On Saturday I marched with thousands of women and men (and children and grandmas and families) to say that we will not be silent for the next four years. It was the first time since I voted for Hillary Clinton that I felt proud of our politics, that I felt any sort of hope for our future.
After living abroad for so much of the election the divisions here at home came as a shock. The last few months have been hard for a lot of reasons, but watching Trump throw tantrums at the media and scramble to assemble a (white, male) cabinet have been an underlying source of depression.

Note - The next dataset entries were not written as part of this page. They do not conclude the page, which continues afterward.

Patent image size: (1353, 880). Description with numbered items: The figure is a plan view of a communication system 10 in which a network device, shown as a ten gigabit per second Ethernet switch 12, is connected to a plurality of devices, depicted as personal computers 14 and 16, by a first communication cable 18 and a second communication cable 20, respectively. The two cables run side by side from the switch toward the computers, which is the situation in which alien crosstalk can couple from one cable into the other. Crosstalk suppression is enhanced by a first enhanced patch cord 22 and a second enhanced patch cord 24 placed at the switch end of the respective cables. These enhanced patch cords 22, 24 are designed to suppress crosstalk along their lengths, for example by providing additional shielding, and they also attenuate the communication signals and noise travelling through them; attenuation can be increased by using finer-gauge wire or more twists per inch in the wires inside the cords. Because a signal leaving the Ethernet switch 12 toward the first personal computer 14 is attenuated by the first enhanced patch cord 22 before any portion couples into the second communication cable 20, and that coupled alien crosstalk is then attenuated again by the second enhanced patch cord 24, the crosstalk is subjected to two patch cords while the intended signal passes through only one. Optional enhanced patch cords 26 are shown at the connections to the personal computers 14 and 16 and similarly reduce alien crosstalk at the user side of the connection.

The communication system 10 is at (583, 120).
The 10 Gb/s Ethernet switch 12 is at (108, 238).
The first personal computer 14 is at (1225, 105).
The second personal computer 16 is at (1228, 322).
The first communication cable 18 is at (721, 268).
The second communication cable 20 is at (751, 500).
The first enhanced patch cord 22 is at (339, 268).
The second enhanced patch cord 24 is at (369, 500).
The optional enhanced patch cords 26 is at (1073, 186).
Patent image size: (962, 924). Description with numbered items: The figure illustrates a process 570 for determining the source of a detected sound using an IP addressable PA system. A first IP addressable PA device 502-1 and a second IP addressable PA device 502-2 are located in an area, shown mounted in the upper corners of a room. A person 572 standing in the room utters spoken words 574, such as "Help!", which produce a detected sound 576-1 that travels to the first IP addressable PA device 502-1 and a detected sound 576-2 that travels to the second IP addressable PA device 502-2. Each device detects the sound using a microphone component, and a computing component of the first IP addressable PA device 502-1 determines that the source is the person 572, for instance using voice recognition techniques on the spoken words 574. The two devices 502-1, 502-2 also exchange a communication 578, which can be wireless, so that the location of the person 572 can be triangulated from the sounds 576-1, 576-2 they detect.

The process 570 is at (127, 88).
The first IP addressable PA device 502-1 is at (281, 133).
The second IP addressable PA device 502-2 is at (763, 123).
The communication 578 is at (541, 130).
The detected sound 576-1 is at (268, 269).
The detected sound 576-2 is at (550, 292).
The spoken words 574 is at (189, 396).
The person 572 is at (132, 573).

But the power, excitement, and humor of the Women’s March was so energizing and has me thinking a lot about my own actions and impact on the future. I’ve also seen so many poignant posts about the necessity of intersectional feminism and how much work there is to be done by my demographic (myself included) to support black women, trans women, and indigenous women.
There’s a lot of discussion about now what – we did the march, but we have to keep the momentum. I’m so excited to see what comes next in this movement and here are a few things that I’m pledging to do:
1. Contact my new local representatives, especially Republican senator Ron Johnson who has consistently voted against access to contraception and abortion. Boooooo.
2. Dedicate a portion of my monthly income to local women’s organizations – I’m coming for you Planned Parenthood of Wisconsin and YWCA of Madison!
3. Do more to celebrate the amazing women in my life – call my best friends more, go home for the weekend to hang out with my grandma, reach out to women at work who I find inspiring. Ever since I left Bryn Mawr I’ve felt like I’m missing my community of women, but I have so many great female friends, mentors, and family members right here. It’s time to cultivate these relationships again.
Did you go to the women’s march? If so, where? I’ve seen so many amazing photos, signs, and stories from Saturday – would love to hear. And if there’s anything that you’re doing as a next step, let me know too! There’s a lot flying around about important actions to take from here and I’m all ears.
“As we go marching, marching, we’re standing proud and tall.
The rising of the women means the rising of us all.
No more the drudge and idler, ten that toil where one reposes,
But a sharing of life’s glories, bread and roses, bread and roses.”